Last year Microsoft announced the release of its Neural Network based translation system for 10 languages: Arabic, Chinese, English, French, German, Italian, Japanese, Portuguese, Russian, and Spanish. Today, Korean is being added to the list.
Neural Network translation uses the full context of a sentence to translate words based not only on a few words before and after it, but on the full sentence, generating more fluent and more human sounding translations. This new AI-powered technology delivers the most significant improvement in machine translation quality since statistical machine translation became the industry standard 10 years ago.
Thanks to these improvements in quality and fluency, translations are the closest they have ever been to human generated ones.
HOW IT WORKS
At a high level, Neural Network translation works in two stages:
- The first stage models the word that needs to be translated based on the context of this word (and its possible translations) within the full sentence, whether the sentence is 5 words or 20 words long.
- The second stage then translates this word model (not the word itself but the model the neural network has built), within the context of the sentence, into the other language.

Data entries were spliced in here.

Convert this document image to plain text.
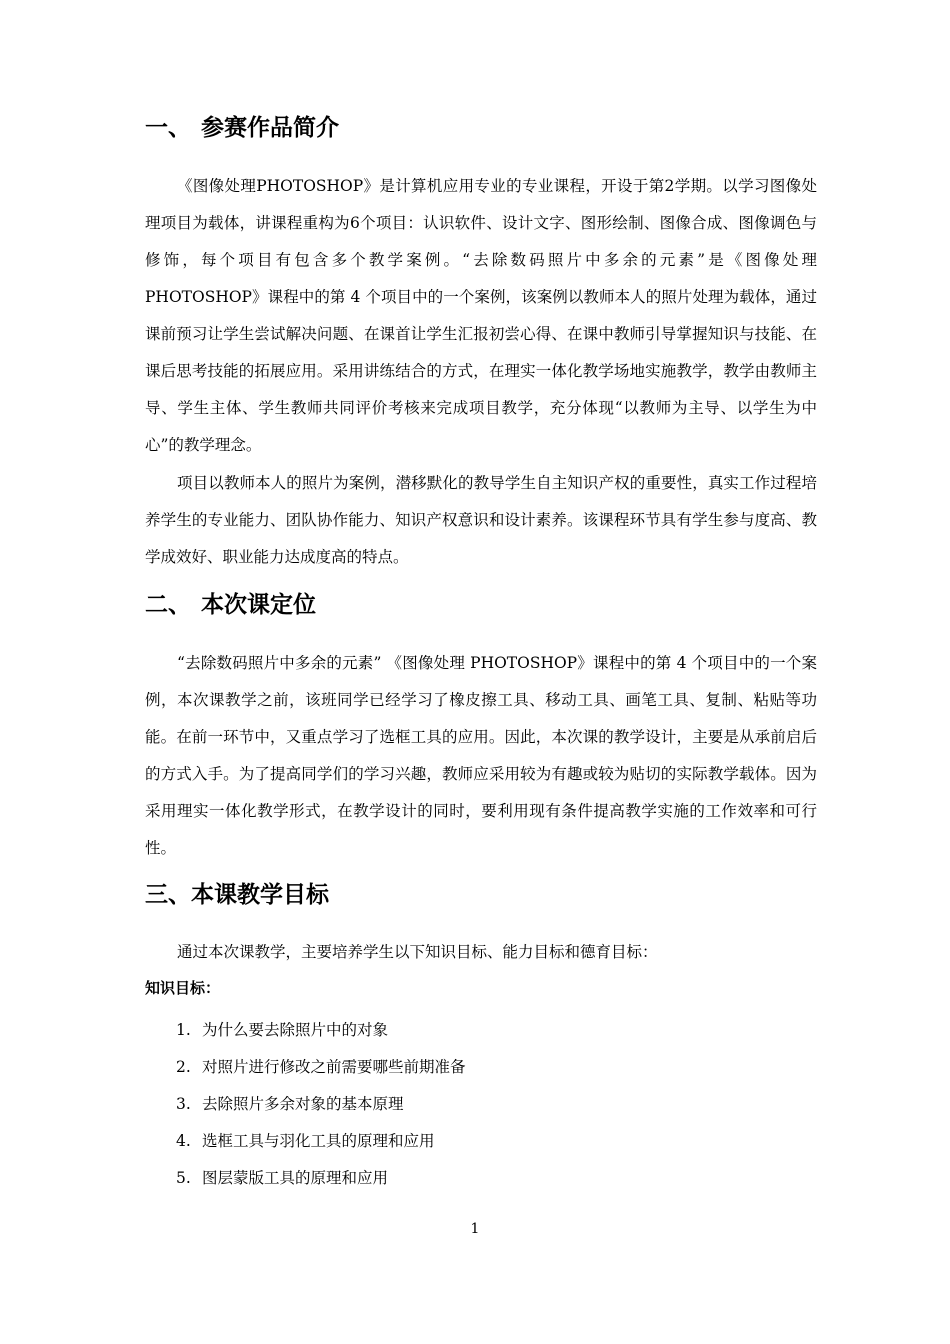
一、 参赛作品简介

《图像处理PHOTOSHOP》是计算机应用专业的专业课程，开设于第2学期。以学习图像处理项目为载体，讲课程重构为6个项目：认识软件、设计文字、图形绘制、图像合成、图像调色与修饰，每个项目有包含多个教学案例。“去除数码照片中多余的元素”是《图像处理 PHOTOSHOP》课程中的第 4 个项目中的一个案例，该案例以教师本人的照片处理为载体，通过课前预习让学生尝试解决问题、在课首让学生汇报初尝心得、在课中教师引导掌握知识与技能、在课后思考技能的拓展应用。采用讲练结合的方式，在理实一体化教学场地实施教学，教学由教师主导、学生主体、学生教师共同评价考核来完成项目教学，充分体现“以教师为主导、以学生为中心”的教学理念。

项目以教师本人的照片为案例，潜移默化的教导学生自主知识产权的重要性，真实工作过程培养学生的专业能力、团队协作能力、知识产权意识和设计素养。该课程环节具有学生参与度高、教学成效好、职业能力达成度高的特点。

二、 本次课定位

“去除数码照片中多余的元素” 《图像处理 PHOTOSHOP》课程中的第 4 个项目中的一个案例，本次课教学之前，该班同学已经学习了橡皮擦工具、移动工具、画笔工具、复制、粘贴等功能。在前一环节中，又重点学习了选框工具的应用。因此，本次课的教学设计，主要是从承前启后的方式入手。为了提高同学们的学习兴趣，教师应采用较为有趣或较为贴切的实际教学载体。因为采用理实一体化教学形式，在教学设计的同时，要利用现有条件提高教学实施的工作效率和可行性。

三、本课教学目标

通过本次课教学，主要培养学生以下知识目标、能力目标和德育目标：

知识目标：
1. 为什么要去除照片中的对象
2. 对照片进行修改之前需要哪些前期准备
3. 去除照片多余对象的基本原理
4. 选框工具与羽化工具的原理和应用
5. 图层蒙版工具的原理和应用
1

Neural Network translation uses models of word translations based on what it knows from both languages about a word and the sentence context to find the most appropriate word as well as the most suitable position for this translated word in the sentence.
One way to think about neural network-based translation is to think of a fluent English and French speaker that would read the word “dog” in a sentence: “The dog is happy”. This would create in his or her brain the image of a dog. This image would be associated with “le chien” in French. The Neural Network would intrinsically know that the word “chien” is masculine in French (“le” not “la”). But, if the sentence were to be “the dog just gave birth to six puppies”, it would picture the same dog with puppies nursing and then automatically use “la chienne” (female form of “le chien”) when translating the sentence.
Here's an example of the benefits of this new technology used in the following sentence: (one of the randomly proposed on our try and compare site: http://translate.ai)
M277dw에 종이 문서를 올려놓고, 스마트폰으로 스캔 명령을 내린 뒤 해당 파일을 스마트폰에 즉시 저장할 수 있다.
Traditional Statistical Machine Translation would offer this translation:
“M277dw, point to the document, the paper off the file scan command Smartphone smartphones can store immediately.”
Neural Network translation, in comparison, generates this clear and fluent sentence:
“You can place a paper document on M277DW, and then save the file to your smartphone immediately after the scan command.”
The Neural Network translation systems are available for you to use through many entry points:
- Browser: We’d love your feedback on the new Neural Network Korean translation system vs. the legacy statistical one! Visit our try & compare site: http://translate.ai
- Microsoft Translator live feature: When using our new personal universal communicator feature, Microsoft Translator live, neural translations will also be used. For instance, if you use this feature to translate a live presentation from any of the nine supported speech languages to any of the 11 NN-powered translation systems, subtitles will be delivered using Neural Network technology: http://translate.it
- Instant Messages in Skype: Translate instant messages (from and to any of these 11 languages) using the Skype Translator feature in Skype desktop and Skype Preview for Windows 10.
In addition, developers can easily integrate Microsoft Translator Neural Network systems by using the category “generalnn” in their API calls. There is no extra cost in using our neural network models vs. the existing statistical ones so don’t hesitate to use them!
For speech translation projects, the Microsoft Translator speech API already uses neural network translations from any of our 9 speech translation languages to all the 11 neural network powered languages.